How Bill and Joe met Tom and Jerry is a 27-minute documentary covering the history of the series, including its background, how Hanna and Barbera got into the animation business, how they split up the work of each cartoon, and how it all ended. Archive interviews with Barbera and the late Hanna, as well as more recent interviews with Jerry Beck and TV animation writer Earl Kress, are much appreciated.

Also included is a clip from the film Anchors Aweigh, which features a live action Gene Kelly interacting with an animated Jerry. This is very interesting to see as it shows the same techniques that were used to greater effect in Song of the South and again over 40 years later with Who Framed Roger Rabbit?. The effect here is obviously more primitive than what was later achieved, but it is fascinating to see this early prototype in action. However, it is somewhat disappointing that, outside of a fairly brief mention in the How Bill and Joe met Tom and Jerry documentary, no introduction exists to place this sequence in its proper context.

Disc 2 begins with Behind the tunes: the MGM orchestra, a 17-minute documentary covering the use of Scott Bradley's music throughout the series. Interspersed throughout the documentary are narrated comments taken from Bradley's writings, covering the reasons for his choice of tempo and instruments in various cartoons, which proove to be very illuminating.

Finally, Dangerous When Wet is an 8-minute sequence featuring animation of Tom and Jerry superimposed over live action footage of Esther Williams swimming.
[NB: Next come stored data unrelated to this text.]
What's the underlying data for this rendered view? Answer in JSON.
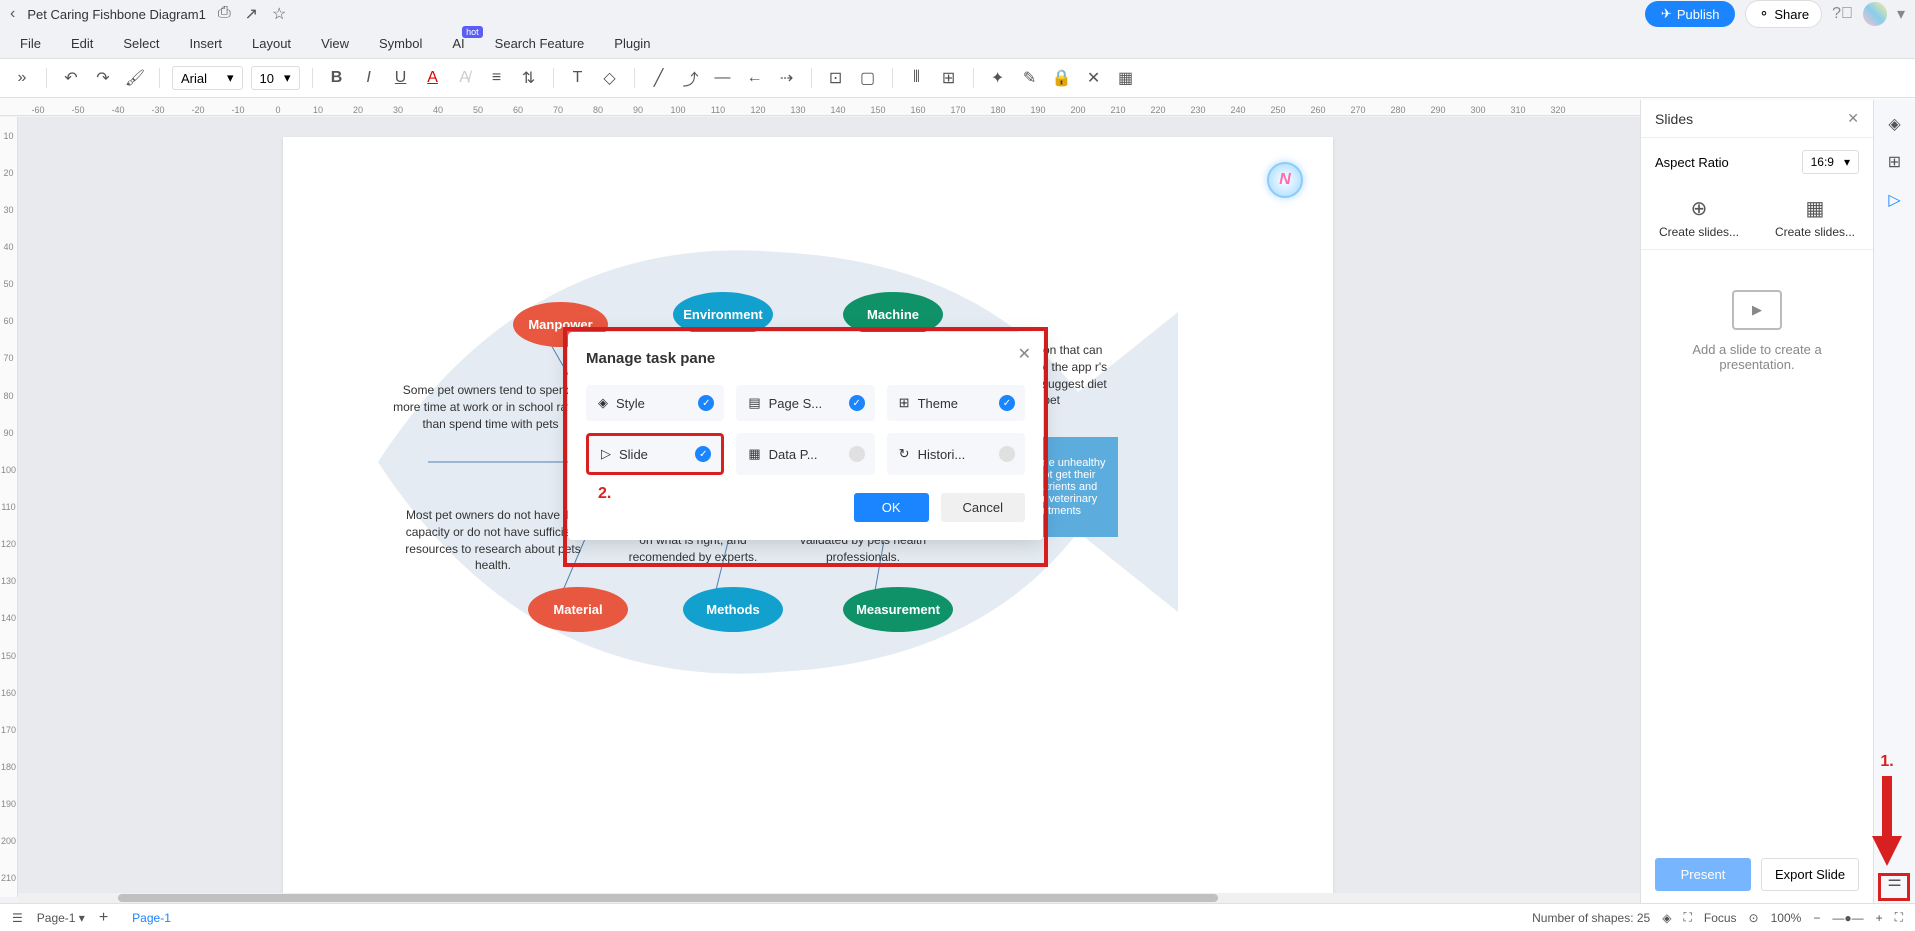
{
  "title_bar": {
    "doc_title": "Pet Caring Fishbone Diagram1",
    "publish": "Publish",
    "share": "Share"
  },
  "menu": {
    "file": "File",
    "edit": "Edit",
    "select": "Select",
    "insert": "Insert",
    "layout": "Layout",
    "view": "View",
    "symbol": "Symbol",
    "ai": "AI",
    "ai_badge": "hot",
    "search": "Search Feature",
    "plugin": "Plugin"
  },
  "toolbar": {
    "font": "Arial",
    "size": "10"
  },
  "ruler_h": [
    "-60",
    "-50",
    "-40",
    "-30",
    "-20",
    "-10",
    "0",
    "10",
    "20",
    "30",
    "40",
    "50",
    "60",
    "70",
    "80",
    "90",
    "100",
    "110",
    "120",
    "130",
    "140",
    "150",
    "160",
    "170",
    "180",
    "190",
    "200",
    "210",
    "220",
    "230",
    "240",
    "250",
    "260",
    "270",
    "280",
    "290",
    "300",
    "310",
    "320"
  ],
  "ruler_v": [
    "10",
    "20",
    "30",
    "40",
    "50",
    "60",
    "70",
    "80",
    "90",
    "100",
    "110",
    "120",
    "130",
    "140",
    "150",
    "160",
    "170",
    "180",
    "190",
    "200",
    "210"
  ],
  "diagram": {
    "manpower": "Manpower",
    "environment": "Environment",
    "machine": "Machine",
    "material": "Material",
    "methods": "Methods",
    "measurement": "Measurement",
    "text1": "Some pet owners tend to spends more time at work or in school rather than spend time with pets",
    "text2": "Most pet owners do not have the capacity or do not have sufficient resources to research about pets health.",
    "text3": "on what is right, and recomended by experts.",
    "text4": "validated by pets health professionals.",
    "text5": "ack of application that can rack and monitor the app r's pet health, and suggest diet for the pet",
    "result": "Pets become unhealthy and do not get their proper nutrients and miss their veterinary appointments"
  },
  "dialog": {
    "title": "Manage task pane",
    "style": "Style",
    "page_s": "Page S...",
    "theme": "Theme",
    "slide": "Slide",
    "data_p": "Data P...",
    "histori": "Histori...",
    "ok": "OK",
    "cancel": "Cancel",
    "annotation": "2."
  },
  "right_panel": {
    "title": "Slides",
    "aspect_ratio": "Aspect Ratio",
    "aspect_value": "16:9",
    "create1": "Create slides...",
    "create2": "Create slides...",
    "placeholder": "Add a slide to create a presentation.",
    "present": "Present",
    "export": "Export Slide"
  },
  "arrow": {
    "label": "1."
  },
  "bottom": {
    "page_select": "Page-1",
    "page_tab": "Page-1",
    "shapes": "Number of shapes: 25",
    "focus": "Focus",
    "zoom": "100%"
  }
}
Interesting, but as was the case with the "Anchors Aweigh" sequence on Disc 1, it's a shame there's no introduction.

Bonus trailers are also included for other Tom and Jerry DVD releases, as well as Wacky Races: The Complete Series, the Looney Tunes Golden Collection Volumes 1 and 2, Top Cat, The Flintstones Season 2 and Codename: Kids Next Door.
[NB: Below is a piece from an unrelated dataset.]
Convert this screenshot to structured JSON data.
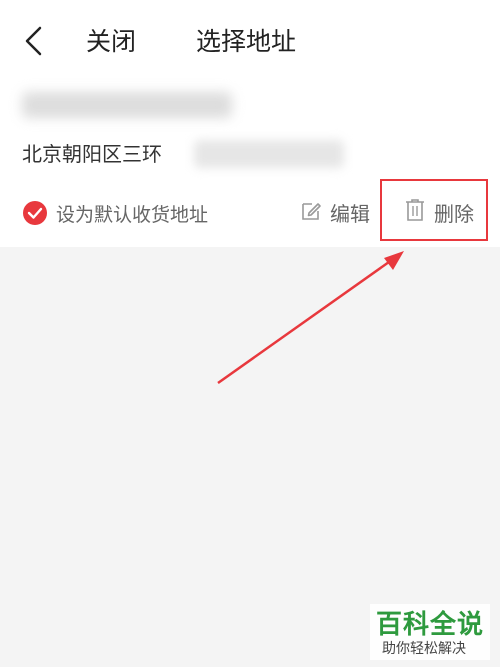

The Tom and Jerry cartoons remain some of the all-time greatest examples of animation, but sadly, despite many false promises, Warner have once again shafted customers by using butchered cuts. There is absolutely no excuse for this pathetic treatment, and it points to a level of disdain held by Warner towards its customers that is completely out of order. As a result, this set cannot possibly get my recommendation, and I would urge customers to treat with serious caution any future animated releases from Warner.